How privileged are financial remedy proceedings?
The concept of privilege in legal proceedings refers to a legal right which affords confidentiality to a communication or document, meaning that they are protected from publication or disclosure.
There are different types of privilege which may attach to the documents generated by legal advice or litigation. Legal advice privilege is one of the most common examples, which attaches to communications between a client and their legal representative. This blanket of privacy allows a party the freedom to share information with their solicitor to obtain advice and assistance without fear that their communications will later be disclosed to the opposing party or court.
This piece focuses on a second type of privilege, which is without prejudice (WP) communications, particularly in the context of financial remedy proceedings and the Financial Dispute Resolution (FDR) hearing.
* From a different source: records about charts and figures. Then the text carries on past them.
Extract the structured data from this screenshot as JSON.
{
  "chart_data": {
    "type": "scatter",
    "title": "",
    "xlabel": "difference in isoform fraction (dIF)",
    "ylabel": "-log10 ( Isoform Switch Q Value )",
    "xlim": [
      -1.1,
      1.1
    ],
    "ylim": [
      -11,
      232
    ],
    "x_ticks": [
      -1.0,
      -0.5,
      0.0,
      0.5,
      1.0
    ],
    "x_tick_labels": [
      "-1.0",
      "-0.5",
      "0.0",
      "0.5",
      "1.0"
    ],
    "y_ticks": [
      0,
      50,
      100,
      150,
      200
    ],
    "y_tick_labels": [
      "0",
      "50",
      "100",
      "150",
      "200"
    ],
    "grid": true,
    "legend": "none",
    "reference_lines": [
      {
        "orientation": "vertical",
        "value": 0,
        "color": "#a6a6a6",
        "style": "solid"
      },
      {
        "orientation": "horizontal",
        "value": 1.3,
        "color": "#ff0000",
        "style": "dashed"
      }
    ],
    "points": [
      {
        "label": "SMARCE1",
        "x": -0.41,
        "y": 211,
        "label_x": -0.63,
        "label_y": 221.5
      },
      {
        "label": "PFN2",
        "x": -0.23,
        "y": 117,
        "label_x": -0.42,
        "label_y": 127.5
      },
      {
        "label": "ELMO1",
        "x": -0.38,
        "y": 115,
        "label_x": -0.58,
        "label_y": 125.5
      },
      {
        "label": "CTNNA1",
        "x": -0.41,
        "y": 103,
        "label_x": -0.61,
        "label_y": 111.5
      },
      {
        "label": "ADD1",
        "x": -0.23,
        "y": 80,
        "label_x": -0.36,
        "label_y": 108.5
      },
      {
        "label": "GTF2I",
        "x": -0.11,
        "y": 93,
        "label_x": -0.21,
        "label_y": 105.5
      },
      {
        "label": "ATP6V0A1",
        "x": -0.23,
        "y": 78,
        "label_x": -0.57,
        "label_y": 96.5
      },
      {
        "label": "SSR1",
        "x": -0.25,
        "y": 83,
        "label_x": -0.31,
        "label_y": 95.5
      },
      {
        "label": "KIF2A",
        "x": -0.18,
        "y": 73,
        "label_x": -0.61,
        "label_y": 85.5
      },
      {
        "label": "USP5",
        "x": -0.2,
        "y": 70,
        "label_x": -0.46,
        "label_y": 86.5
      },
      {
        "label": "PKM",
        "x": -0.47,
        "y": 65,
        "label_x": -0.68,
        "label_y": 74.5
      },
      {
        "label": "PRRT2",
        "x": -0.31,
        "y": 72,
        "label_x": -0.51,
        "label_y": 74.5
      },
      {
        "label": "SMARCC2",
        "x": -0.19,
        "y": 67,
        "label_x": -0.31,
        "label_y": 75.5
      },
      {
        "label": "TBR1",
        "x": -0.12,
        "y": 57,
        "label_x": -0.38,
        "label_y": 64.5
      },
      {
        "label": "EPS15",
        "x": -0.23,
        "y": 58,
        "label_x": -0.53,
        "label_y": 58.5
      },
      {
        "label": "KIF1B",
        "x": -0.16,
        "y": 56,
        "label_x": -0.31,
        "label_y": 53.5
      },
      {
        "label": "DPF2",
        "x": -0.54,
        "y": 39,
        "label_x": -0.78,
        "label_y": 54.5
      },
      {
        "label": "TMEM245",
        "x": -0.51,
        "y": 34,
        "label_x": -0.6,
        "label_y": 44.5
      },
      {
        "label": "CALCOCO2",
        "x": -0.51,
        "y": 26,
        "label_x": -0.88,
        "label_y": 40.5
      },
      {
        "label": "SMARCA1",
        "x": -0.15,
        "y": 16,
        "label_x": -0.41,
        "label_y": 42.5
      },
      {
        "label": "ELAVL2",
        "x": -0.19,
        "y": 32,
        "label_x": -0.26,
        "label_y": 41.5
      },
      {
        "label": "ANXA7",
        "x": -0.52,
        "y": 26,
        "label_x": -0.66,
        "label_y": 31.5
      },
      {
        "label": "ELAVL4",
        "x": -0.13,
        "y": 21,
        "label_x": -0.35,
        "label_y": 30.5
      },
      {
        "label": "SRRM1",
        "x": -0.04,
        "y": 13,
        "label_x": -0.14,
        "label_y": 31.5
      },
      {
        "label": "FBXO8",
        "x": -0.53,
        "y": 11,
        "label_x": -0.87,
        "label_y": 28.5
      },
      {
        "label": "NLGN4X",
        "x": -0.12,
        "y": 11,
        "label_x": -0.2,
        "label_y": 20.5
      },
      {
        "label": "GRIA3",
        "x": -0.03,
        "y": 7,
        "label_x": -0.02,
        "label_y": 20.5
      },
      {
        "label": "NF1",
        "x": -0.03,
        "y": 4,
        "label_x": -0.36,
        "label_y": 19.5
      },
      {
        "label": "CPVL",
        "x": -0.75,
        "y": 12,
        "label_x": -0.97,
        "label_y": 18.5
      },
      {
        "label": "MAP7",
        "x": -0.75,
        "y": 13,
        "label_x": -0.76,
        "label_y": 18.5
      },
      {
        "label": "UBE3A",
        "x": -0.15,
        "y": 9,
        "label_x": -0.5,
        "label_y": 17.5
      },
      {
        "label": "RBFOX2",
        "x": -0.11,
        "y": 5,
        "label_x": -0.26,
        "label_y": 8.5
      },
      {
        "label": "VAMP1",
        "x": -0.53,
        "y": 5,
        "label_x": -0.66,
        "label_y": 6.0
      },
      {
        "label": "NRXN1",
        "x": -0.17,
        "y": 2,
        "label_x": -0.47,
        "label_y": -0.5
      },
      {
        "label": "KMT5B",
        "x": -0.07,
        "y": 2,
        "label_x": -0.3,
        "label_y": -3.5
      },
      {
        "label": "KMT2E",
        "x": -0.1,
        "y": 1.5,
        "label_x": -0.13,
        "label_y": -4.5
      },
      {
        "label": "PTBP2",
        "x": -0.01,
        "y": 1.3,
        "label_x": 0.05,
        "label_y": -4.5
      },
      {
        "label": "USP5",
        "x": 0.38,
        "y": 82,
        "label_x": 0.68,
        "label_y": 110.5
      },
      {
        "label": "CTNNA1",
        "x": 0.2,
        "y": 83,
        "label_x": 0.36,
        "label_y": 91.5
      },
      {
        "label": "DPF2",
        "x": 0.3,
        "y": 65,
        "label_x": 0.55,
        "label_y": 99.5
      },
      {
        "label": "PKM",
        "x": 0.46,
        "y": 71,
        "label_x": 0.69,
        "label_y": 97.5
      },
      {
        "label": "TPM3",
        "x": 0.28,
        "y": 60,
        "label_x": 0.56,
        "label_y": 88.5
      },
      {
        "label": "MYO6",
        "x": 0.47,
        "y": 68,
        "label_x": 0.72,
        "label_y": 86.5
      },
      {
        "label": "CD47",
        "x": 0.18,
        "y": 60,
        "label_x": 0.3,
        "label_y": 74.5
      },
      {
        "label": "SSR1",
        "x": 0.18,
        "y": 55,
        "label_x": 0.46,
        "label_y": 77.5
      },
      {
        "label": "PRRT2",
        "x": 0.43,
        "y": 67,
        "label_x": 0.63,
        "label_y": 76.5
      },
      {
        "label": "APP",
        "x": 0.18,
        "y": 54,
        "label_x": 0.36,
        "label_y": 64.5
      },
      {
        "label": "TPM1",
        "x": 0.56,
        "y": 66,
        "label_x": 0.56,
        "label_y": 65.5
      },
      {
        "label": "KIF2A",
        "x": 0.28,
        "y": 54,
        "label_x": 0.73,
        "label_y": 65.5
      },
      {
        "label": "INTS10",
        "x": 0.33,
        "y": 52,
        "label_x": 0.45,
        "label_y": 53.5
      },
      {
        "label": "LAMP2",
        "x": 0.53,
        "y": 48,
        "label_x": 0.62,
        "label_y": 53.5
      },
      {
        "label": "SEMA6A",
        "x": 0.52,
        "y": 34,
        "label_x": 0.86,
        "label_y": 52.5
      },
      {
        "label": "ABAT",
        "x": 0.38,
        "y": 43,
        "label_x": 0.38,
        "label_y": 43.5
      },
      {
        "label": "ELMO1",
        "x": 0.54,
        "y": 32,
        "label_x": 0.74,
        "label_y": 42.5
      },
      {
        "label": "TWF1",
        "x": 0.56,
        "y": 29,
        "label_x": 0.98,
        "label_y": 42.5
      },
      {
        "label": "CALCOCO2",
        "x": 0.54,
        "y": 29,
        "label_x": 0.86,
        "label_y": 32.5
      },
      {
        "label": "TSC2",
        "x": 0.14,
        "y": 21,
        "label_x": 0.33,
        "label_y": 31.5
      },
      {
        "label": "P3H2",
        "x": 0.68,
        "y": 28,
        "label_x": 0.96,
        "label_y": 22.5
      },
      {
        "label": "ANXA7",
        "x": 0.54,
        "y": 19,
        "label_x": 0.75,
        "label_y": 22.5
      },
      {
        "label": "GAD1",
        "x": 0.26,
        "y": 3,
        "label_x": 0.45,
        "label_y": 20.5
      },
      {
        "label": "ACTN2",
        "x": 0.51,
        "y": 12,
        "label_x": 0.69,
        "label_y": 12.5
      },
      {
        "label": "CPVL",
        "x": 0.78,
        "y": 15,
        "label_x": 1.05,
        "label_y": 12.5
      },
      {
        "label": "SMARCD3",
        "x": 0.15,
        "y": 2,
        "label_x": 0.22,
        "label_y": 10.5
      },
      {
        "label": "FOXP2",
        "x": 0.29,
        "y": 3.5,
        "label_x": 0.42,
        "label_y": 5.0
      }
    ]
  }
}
Without prejudice privilege
The WP rule will generally preclude discussions and communications between parties from being admitted as evidence before the court, provided that those communications have taken place in a genuine attempt to reach a settlement. As a result, WP privilege has long been considered fundamental to protecting the privacy and negotiations of those who turn to the court for the resolution of their personal disputes.
The rationale behind the WP rule has been largely fuelled by the public policy of encouraging parties to settle their finances outside of court. The rationale itself is underpinned by the idea that parties are more likely to negotiate freely and secure a settlement if they are reassured that their admissions are confidential and will not later be used against them should the settlement discussions fail.
This is particularly important when parties are required to exchange and negotiate financial offers as part of the proceedings. Specifically, the Family Procedure Rules 2010 confer special status upon FDR hearings, which are focused on negotiations, by providing that any offers or admissions made during the course of an FDR hearing cannot generally be used as evidence before a later court. This allows room for parties to negotiate and make concessions without fear that the contents of their discussions will be used against them in future court proceedings to prevent them from arguing a certain point or prejudice them in relation to a point that they were willing to concede to try to reach an agreement.
When to waive goodbye to privilege?
It is important to note that WP privilege is not absolute and, if all parties consent, it can be waived in order to disclose privileged material before the court. Failure to obtain consent before disclosing WP material to the court could result in a number of repercussions for the disclosing party, including cost penalties. Exposing a judge to privileged material also runs risk of jeopardising the fairness of a final hearing and, as a consequence, a new judge may have to be allocated.
Privileged material may also be admitted in evidence where an exception to the WP rule applies. Of these exceptions, some feed into a wider conversation concerning the transparency of family proceedings and the need for privileged documents to be disclosed where public interest demands so. In the case of Halfords Media (UK) Limited v Ponomarjovs [2015], for example, a without prejudice email was considered to be admissible in court as it contained evidence of perjury, blackmail or some other impropriety.
However, the bar to lifting the veil of privilege attached to FDR hearings is somewhat higher, as was confirmed in the recent case of LS v PS [2021]. In this case, the judge had to consider whether an alleged fraud by the parties was enough to override the privileged nature of FDR hearings. While the judge recognised that there was a public interest in the privileged documents being produced, she reiterated the importance of preserving the privileged nature of FDR hearings in order to ensure that parties can negotiate freely. As a result, the judge denied an application to disclose the privileged material, highlighting the high bar that needs to be satisfied in order to supersede the WP privilege attached to FDR hearings.
Going forward
Although the judge in LS v PS denied the disclosure application, she speculated that there may come a time “where a case can be established for justifying the introduction into proceedings of material covered by the FDR privilege” [92]. In doing so, she mirrored the family court’s continued grappling with competing policy considerations: preserve the privileged nature of the FDR hearing (and indeed, the wider privacy of family proceedings more generally), allow disclosure of ‘confidential’ communications where public interest demands so, or simply make family law proceedings more transparent in order to secure public confidence in the family court.
This conversation has led to a review by the President of the Family Division in which he discusses the existing transparency in the family court and his proposals going forward, with the Transparency Implementation Group now beginning the important work of implementing the recommendations from the report.
Time will tell if the court choose to relax their approach to FDR privilege in the wake of the recent transparency review. For now, the concept of privilege remains firmly attached to FDR hearings, unless the parties themselves agree to disclose privileged material before the court.